L' ascension continue, aussi pénible que précédemment, malgré les apparences. A la sortie des toits, une dernière longueur de corde, en « libre » cette fois-ci, nous conduit à la deuxième place de bivouac, excellente plate-forme où nos amis nous rejoignent bientôt. Nous trouvons dans une boîte métallique un carnet où sont inscrits les noms des grimpeurs qui nous ont précédés. Nous y ajoutons les nôtres avec plaisir. Le bivouac est installé, les pitons d' assurage sont fixés et le matériel accroché. André met en marche sa gourde chauffante et nous prépare un frugal casse-croûte. Tout à coup, la fatigue se fait sentir et une impression de solitude nous envahit. Ce n' est pas impunément que nous avons fourni de gros efforts pendant des heures pour franchir les 350 mètres qui nous séparent du pied de cette prodigieuse face nord.

Après ce bivouac, auquel le terme de confortable s' appliquerait assez mal, le matin est le bienvenu.
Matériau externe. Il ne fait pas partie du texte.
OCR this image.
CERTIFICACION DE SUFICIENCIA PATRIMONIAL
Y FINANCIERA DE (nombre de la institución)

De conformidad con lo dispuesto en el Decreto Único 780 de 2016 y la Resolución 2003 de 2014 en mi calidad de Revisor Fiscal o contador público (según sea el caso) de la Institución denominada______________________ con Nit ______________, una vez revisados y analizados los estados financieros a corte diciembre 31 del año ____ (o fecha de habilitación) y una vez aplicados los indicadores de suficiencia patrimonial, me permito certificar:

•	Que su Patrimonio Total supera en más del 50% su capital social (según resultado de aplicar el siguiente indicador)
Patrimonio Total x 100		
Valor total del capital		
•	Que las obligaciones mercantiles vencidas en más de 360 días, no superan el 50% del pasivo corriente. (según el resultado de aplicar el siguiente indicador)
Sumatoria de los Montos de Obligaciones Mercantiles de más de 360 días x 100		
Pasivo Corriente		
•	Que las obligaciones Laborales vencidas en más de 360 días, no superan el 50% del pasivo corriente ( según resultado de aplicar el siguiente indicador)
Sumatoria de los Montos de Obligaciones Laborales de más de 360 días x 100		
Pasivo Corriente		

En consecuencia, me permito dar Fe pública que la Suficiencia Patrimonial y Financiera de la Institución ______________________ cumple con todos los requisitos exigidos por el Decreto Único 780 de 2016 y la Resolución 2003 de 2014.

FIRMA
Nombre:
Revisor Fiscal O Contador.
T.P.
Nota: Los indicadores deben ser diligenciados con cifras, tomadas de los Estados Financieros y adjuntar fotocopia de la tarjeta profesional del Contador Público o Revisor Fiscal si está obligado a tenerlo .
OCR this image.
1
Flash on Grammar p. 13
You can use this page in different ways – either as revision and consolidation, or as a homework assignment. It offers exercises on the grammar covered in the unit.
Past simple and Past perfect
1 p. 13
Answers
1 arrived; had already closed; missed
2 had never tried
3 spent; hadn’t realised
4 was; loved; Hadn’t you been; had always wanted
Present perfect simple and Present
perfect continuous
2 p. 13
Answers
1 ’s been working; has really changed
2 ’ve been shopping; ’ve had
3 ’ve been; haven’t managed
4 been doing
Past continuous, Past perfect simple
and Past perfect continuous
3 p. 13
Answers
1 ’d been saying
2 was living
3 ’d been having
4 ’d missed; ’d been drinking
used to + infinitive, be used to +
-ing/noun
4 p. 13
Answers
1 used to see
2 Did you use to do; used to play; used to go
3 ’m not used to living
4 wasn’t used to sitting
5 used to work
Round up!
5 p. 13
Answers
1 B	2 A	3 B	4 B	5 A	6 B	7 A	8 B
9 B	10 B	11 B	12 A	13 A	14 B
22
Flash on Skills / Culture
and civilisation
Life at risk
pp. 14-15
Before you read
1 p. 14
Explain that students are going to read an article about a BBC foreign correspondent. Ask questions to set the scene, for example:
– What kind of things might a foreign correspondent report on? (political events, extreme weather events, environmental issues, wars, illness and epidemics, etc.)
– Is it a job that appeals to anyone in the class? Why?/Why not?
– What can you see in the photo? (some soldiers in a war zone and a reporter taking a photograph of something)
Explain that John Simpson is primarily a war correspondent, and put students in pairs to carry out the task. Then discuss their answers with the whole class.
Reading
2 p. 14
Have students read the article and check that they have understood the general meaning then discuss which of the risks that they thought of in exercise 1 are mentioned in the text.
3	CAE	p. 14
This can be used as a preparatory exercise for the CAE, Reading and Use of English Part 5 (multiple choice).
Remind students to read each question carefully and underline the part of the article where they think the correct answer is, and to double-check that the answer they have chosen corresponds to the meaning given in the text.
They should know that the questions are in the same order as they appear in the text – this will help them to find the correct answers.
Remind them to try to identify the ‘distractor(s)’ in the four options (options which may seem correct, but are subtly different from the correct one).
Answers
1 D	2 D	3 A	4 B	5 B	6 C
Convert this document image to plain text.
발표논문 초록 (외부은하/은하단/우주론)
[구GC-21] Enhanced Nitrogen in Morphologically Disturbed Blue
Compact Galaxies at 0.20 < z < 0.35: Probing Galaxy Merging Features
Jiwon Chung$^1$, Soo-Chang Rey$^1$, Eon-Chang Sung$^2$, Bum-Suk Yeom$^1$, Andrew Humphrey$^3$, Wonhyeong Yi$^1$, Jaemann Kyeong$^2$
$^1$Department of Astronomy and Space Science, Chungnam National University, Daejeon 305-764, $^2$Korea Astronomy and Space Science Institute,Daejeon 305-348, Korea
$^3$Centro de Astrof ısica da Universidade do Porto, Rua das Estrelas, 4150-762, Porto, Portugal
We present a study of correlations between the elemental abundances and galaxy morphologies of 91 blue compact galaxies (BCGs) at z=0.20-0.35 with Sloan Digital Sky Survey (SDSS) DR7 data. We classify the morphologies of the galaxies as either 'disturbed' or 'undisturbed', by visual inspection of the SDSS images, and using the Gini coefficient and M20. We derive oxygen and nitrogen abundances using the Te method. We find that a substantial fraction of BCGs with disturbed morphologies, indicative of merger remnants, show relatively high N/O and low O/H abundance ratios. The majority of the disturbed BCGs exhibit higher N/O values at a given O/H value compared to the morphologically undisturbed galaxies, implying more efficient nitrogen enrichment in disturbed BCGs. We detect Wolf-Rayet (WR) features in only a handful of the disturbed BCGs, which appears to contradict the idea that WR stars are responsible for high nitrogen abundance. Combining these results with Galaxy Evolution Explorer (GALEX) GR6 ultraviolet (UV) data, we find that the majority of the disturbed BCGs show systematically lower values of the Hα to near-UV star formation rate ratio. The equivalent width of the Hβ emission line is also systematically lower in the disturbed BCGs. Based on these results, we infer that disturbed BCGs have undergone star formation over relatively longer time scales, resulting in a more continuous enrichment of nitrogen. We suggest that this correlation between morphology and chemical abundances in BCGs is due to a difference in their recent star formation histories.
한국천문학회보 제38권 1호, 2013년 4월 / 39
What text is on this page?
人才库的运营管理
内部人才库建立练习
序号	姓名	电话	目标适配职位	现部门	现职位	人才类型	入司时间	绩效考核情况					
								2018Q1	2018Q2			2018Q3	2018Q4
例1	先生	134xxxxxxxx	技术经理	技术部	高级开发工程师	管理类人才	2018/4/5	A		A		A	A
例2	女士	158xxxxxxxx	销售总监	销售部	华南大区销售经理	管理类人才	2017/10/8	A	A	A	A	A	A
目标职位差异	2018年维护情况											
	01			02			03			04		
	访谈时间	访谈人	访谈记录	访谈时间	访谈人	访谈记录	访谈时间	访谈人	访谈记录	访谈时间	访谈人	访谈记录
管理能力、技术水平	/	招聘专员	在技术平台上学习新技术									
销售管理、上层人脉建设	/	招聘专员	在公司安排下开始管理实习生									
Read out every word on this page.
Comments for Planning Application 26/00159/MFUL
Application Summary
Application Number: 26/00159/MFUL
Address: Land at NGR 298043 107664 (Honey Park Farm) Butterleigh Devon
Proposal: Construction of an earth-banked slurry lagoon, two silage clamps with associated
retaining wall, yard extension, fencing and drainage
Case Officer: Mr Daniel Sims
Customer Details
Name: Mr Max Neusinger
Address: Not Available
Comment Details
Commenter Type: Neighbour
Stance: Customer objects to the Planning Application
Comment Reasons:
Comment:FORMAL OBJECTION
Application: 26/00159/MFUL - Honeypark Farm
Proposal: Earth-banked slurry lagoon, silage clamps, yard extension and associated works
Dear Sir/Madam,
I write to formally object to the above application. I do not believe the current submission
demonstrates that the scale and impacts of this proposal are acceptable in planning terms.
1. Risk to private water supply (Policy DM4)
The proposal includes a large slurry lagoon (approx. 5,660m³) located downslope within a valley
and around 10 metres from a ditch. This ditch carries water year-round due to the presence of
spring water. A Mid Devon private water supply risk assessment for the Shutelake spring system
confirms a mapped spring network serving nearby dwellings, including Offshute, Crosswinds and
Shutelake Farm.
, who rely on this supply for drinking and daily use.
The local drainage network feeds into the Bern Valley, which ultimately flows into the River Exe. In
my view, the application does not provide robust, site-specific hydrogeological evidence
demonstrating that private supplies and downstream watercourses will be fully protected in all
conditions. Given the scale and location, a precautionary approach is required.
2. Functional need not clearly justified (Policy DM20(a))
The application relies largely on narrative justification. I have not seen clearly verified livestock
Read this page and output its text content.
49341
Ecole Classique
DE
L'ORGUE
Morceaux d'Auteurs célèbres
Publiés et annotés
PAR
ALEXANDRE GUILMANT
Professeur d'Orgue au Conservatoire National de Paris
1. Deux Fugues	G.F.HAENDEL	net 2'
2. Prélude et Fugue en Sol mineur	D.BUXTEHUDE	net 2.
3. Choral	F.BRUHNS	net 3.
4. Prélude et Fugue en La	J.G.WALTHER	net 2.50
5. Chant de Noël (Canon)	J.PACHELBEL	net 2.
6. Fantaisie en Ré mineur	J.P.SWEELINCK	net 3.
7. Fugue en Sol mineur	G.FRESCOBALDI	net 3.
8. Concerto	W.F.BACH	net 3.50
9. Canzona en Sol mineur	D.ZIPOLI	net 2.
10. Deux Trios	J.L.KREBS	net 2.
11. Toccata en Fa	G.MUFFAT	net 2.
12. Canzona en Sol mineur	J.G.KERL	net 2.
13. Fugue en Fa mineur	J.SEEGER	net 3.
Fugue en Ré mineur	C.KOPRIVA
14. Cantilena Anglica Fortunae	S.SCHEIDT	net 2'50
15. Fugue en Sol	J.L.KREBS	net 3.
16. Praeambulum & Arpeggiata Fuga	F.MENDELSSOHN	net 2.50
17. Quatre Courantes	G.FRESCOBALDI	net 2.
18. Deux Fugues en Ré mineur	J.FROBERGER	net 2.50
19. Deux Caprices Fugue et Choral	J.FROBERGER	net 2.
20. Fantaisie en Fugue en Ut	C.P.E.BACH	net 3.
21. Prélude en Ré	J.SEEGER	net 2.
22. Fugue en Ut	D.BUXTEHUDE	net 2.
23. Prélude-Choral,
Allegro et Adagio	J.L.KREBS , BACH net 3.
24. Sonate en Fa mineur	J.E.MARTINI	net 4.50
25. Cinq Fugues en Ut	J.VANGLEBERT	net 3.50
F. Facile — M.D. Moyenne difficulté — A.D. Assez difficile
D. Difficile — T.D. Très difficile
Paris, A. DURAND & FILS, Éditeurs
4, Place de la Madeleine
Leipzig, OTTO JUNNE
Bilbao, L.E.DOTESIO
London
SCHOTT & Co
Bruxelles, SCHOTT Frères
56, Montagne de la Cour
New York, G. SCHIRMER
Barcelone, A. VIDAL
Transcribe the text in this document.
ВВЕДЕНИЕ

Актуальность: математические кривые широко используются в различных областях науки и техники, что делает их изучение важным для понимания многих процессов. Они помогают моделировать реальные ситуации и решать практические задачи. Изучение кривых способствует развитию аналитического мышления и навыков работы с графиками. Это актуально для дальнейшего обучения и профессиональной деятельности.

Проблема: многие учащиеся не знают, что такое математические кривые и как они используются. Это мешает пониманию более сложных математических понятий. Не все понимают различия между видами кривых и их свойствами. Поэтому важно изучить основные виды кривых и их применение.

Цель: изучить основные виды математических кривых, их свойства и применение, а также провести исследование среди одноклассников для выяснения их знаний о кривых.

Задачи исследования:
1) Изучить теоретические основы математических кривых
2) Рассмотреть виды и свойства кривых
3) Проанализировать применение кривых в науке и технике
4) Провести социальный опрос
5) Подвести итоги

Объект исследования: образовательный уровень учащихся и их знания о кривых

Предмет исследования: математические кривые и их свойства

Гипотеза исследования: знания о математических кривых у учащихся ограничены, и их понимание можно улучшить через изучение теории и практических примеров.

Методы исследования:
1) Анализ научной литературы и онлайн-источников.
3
Le jour a peine à se lever pourtant, et une triste masse de brouillard recouvre les Tre Cime dans leur totalité. Notre moral n' en est pas entamé pour autant et nous repartons avec ardeur. Jean prend cette fois-ci la tête de la cordée. Nous franchissons encore un passage du VIe degré et un surplomb A3 juste au-dessus du bivouac. Notre progression est ralentie par le fait que la neige qui s' est amoncelée les jours précédents sur les vires commence à fondre sous l' effet de la chaleur. Des cascades assez désagréables nous inondent à tout moment et nous accompagneront jusqu' à la sortie de la paroi. Mais qu' importe puisque nous allons arriver au but!

Encore quelques longueurs de corde dans un passage en « libre » très raide, une boîte aux lettres succédant à un très grand bloc coincé qu' il nous a fallu surmonter, et nous voici dans une grande cheminée. Cette fois-ci, le sommet est proche, et nous y arrivons à 13 heures. Par une chance que nous apprécions, le soleil a dissipé le brouillard et nous enveloppe de ses rayons bienfaisants, récompense des efforts ininterrompus que nous avons fournis dans cette ascension d' un intérêt exceptionnel. Maintenant, la paroi est sous nos pieds. Nous sommes heureux d' avoir pu la vaincre à notre tour et nous adressons une pensée de reconnaissance et d' admiration aux grimpeurs qui ont ouvert brillamment un itinéraire parmi les plus beaux du massif alpin.